Una decisión judicial de carácter provisional ha dado un respiro a Alibaba después de que una nueva norma del Departamento de Defensa de Estados Unidos provocara la ruptura inmediata de sus relaciones con las principales firmas de cabildeo en Washington. La jueza del Distrito Norte de California ordenó al Pentágono que, de forma temporal, no aplique la restricción que equipara a determinadas empresas con entidades vinculadas al aparato militar chino en lo relativo a la representación por parte de grupos de presión.
La norma impugnada obliga al Departamento de Defensa a no colaborar con empresas representadas por grupos que, además, prestan servicios a entidades incluidas en la lista negra por supuestos vínculos con las fuerzas armadas chinas. En la práctica, esa disposición colocó a las firmas de lobby ante una disyuntiva entre atender a contratistas de defensa estadounidenses o a grandes empresas tecnológicas chinas, lo que llevó a que muchos de esos despachos decidieran cesar su representación de las segundas.
Alcance y temporalidad de la medida
La orden judicial es limitada en el tiempo y en su alcance: suspende la aplicación de la restricción respecto a Alibaba únicamente hasta que la jueza resuelva una moción presentada por la empresa o, como máximo, durante 60 días desde la celebración de la vista relativa a esa moción. La medida no resuelve el fondo del asunto, pero permite a Alibaba recuperar, al menos provisionalmente, opciones de representación en el entorno de la capital estadounidense.
"[La jueza] ordenó al Pentágono que no tratara a Alibaba como una empresa militar china en lo que respecta a la restricción sobre el cabildeo"
La disputa plantea cuestiones jurídicas y políticas relevantes. En lo jurídico, se cuestiona la constitucionalidad de una norma que condiciona la libertad de asociación y el derecho a la defensa legal y de intereses por parte de empresas.
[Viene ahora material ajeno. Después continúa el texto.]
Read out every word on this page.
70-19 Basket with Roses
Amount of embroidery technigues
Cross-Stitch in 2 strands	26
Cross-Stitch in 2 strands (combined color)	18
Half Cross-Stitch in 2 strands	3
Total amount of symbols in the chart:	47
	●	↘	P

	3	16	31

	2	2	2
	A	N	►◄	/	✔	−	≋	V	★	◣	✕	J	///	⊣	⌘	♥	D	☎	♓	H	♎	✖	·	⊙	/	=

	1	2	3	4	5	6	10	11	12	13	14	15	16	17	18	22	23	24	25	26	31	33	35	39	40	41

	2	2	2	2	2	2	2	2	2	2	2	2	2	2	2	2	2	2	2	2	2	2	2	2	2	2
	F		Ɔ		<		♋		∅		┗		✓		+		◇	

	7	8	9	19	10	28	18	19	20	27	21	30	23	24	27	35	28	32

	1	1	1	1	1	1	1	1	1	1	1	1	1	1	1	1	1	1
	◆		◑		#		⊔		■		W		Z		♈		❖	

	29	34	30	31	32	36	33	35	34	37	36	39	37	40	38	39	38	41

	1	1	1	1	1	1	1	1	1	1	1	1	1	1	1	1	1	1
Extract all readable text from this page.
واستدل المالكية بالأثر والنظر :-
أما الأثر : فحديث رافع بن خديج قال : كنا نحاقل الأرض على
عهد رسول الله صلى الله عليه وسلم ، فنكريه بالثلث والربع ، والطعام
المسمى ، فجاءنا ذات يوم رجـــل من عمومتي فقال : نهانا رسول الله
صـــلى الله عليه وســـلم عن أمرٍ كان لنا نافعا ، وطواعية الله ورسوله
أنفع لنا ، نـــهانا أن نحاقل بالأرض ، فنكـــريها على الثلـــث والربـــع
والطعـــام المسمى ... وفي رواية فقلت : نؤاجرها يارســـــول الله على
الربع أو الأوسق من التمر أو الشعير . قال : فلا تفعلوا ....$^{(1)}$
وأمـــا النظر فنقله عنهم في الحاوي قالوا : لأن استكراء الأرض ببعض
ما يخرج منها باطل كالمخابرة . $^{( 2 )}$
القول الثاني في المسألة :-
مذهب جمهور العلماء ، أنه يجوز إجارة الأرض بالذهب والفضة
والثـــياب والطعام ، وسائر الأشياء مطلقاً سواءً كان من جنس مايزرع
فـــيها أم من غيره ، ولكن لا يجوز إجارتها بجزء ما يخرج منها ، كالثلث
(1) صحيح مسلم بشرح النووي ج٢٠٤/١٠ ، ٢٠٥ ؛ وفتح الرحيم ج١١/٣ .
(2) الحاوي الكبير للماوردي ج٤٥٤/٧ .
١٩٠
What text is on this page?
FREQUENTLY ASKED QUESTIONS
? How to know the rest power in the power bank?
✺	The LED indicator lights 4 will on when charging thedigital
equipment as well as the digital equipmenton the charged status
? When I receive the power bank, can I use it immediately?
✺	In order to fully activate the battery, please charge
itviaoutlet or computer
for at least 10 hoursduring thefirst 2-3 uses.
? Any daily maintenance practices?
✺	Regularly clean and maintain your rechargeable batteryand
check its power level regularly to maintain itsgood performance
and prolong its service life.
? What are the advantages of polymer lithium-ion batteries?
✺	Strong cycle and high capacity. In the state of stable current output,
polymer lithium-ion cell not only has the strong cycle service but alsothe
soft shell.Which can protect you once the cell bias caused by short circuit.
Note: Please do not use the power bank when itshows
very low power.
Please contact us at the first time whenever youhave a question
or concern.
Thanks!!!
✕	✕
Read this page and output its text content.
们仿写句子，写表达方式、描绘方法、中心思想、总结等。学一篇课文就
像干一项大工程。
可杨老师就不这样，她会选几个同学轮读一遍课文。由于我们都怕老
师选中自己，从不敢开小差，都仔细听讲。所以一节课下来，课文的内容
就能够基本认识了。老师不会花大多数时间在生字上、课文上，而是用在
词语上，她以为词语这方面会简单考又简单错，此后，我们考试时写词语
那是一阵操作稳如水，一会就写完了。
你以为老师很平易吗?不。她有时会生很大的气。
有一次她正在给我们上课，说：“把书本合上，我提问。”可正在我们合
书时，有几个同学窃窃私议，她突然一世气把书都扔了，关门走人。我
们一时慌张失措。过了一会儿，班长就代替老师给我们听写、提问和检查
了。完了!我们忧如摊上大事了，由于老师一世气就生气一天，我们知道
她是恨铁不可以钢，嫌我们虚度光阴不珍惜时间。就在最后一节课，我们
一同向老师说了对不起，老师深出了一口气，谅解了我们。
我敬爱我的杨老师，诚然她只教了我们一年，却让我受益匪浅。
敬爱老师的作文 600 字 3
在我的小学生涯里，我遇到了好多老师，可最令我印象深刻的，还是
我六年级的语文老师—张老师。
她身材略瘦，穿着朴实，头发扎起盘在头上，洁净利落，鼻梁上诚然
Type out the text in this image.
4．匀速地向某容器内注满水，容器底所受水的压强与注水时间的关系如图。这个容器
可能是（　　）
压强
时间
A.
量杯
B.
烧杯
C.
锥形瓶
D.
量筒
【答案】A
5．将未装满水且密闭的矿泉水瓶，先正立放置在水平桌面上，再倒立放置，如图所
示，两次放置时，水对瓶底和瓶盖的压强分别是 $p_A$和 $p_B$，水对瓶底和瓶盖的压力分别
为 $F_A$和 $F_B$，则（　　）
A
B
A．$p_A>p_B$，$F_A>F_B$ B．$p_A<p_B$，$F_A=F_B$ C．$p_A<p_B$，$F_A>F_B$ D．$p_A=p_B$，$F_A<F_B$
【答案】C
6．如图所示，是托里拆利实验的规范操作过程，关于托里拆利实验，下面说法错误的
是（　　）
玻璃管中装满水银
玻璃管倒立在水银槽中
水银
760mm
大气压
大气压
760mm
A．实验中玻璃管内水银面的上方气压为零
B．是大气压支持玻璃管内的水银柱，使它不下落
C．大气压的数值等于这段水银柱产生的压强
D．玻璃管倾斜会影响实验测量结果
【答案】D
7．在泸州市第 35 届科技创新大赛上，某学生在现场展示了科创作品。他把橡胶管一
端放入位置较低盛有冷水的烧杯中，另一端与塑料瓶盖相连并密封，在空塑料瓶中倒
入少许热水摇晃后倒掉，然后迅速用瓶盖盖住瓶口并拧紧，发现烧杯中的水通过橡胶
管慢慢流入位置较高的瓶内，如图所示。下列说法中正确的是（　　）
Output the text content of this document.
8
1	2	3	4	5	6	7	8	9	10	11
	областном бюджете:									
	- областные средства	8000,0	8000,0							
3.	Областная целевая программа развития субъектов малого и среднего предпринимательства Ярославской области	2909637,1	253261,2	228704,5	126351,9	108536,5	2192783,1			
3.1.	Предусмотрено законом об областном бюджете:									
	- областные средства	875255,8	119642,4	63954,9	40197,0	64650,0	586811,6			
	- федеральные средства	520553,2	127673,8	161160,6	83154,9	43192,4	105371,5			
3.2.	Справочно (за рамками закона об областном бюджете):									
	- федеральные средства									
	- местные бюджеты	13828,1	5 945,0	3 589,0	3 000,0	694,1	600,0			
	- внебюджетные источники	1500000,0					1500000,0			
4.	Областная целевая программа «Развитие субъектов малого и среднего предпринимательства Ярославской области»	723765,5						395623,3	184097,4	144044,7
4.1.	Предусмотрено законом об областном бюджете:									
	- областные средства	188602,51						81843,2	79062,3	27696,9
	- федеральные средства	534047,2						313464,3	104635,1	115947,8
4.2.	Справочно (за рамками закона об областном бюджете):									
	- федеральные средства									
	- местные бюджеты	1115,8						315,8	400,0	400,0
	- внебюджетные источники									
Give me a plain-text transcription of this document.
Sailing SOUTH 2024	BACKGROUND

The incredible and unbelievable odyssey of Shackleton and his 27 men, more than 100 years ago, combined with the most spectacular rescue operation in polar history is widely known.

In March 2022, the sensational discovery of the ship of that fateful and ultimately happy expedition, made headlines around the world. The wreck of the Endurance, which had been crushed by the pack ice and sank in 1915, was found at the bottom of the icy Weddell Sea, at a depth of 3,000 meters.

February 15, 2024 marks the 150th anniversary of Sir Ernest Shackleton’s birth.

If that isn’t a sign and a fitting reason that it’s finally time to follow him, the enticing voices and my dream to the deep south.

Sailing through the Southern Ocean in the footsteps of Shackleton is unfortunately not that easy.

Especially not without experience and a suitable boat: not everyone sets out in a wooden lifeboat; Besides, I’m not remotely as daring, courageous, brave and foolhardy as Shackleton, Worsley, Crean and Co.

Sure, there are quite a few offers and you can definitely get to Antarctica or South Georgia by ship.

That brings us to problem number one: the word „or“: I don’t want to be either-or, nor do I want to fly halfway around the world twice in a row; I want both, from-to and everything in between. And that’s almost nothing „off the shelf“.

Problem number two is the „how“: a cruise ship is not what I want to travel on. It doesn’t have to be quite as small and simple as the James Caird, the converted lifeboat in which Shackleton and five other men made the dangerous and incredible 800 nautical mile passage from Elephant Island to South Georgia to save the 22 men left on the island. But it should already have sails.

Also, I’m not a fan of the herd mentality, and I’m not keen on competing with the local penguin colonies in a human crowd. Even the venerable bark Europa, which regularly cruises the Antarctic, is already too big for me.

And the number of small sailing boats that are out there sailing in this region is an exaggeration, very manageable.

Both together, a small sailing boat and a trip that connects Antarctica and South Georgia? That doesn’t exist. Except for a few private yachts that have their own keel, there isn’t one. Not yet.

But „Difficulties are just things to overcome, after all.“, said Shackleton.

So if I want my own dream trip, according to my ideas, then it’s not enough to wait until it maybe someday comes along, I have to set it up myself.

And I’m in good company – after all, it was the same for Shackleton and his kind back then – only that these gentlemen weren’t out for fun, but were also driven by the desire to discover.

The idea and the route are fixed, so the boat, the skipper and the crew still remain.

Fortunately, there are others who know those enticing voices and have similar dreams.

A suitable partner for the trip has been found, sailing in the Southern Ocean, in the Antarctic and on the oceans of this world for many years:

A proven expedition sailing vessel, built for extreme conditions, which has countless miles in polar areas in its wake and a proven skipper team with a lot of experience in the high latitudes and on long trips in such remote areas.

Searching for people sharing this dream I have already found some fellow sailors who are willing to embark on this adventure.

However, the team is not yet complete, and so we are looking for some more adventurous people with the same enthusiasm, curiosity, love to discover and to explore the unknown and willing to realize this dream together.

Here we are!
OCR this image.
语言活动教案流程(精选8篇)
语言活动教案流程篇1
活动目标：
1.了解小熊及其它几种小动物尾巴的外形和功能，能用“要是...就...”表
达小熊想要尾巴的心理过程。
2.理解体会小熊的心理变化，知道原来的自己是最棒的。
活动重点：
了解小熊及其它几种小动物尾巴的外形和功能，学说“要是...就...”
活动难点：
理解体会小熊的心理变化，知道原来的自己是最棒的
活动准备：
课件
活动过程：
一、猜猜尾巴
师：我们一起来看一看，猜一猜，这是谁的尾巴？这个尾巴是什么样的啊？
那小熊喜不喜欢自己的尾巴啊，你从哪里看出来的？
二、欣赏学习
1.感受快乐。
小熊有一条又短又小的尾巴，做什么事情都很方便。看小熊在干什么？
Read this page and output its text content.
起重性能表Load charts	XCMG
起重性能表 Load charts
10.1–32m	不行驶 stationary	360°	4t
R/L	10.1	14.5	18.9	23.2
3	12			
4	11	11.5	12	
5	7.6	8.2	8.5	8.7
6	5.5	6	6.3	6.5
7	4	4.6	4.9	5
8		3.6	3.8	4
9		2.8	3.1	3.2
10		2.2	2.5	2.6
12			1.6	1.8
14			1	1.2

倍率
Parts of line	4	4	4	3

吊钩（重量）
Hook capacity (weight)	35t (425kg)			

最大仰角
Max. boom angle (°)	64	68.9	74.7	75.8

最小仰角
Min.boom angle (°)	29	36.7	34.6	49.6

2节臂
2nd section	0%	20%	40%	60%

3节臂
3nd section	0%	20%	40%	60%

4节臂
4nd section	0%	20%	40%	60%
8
En lo político y económico, la medida afecta a la capacidad del Ejecutivo estadounidense para aislar a determinadas compañías en el plano internacional y, al mismo tiempo, modifica el comportamiento de los principales despachos de relaciones gubernamentales que deben ponderar riesgos reputacionales y comerciales.
Consecuencias prácticas
- Las firmas de cabildeo tuvieron que elegir entre clientes vinculados al sector de la defensa y empresas chinas afectadas por la lista del Pentágono.
- Alibaba obtiene una ventana temporal para recuperar representación hasta que el tribunal dirima la moción sobre la constitucionalidad de la medida.
- El caso somete a examen la capacidad del Gobierno de EE. UU. para imponer restricciones extraterritoriales que afecten a actores económicos globales.
El pronunciamiento judicial, publicado a través de las agencias que han seguido el caso, no entra aún en el análisis del fondo; por tanto, la disputa legal continuará y su resolución definitiva podrá fijar un criterio sobre los límites del poder ejecutivo en materia de seguridad nacional frente a derechos procesales y comerciales de empresas transnacionales.
| Elemento | Situación |
|---|---|
| Ámbito de la medida | Suspensión temporal de la aplicación respecto a Alibaba |
| Plazo máximo | 60 días desde la vista o hasta resolución de la moción |
En un contexto internacional marcado por tensiones tecnológicas y competiciones geoestratégicas, este expediente judicial se erige como una pieza relevante: no solo para Alibaba, sino para el conjunto de empresas que operan en un ecosistema globalizado donde las políticas de seguridad nacional pueden condicionar el acceso a instrumentos habituales de representación y lobby. La decisión final del tribunal será, por tanto, observada con atención por gobiernos y actores económicos fuera de Estados Unidos.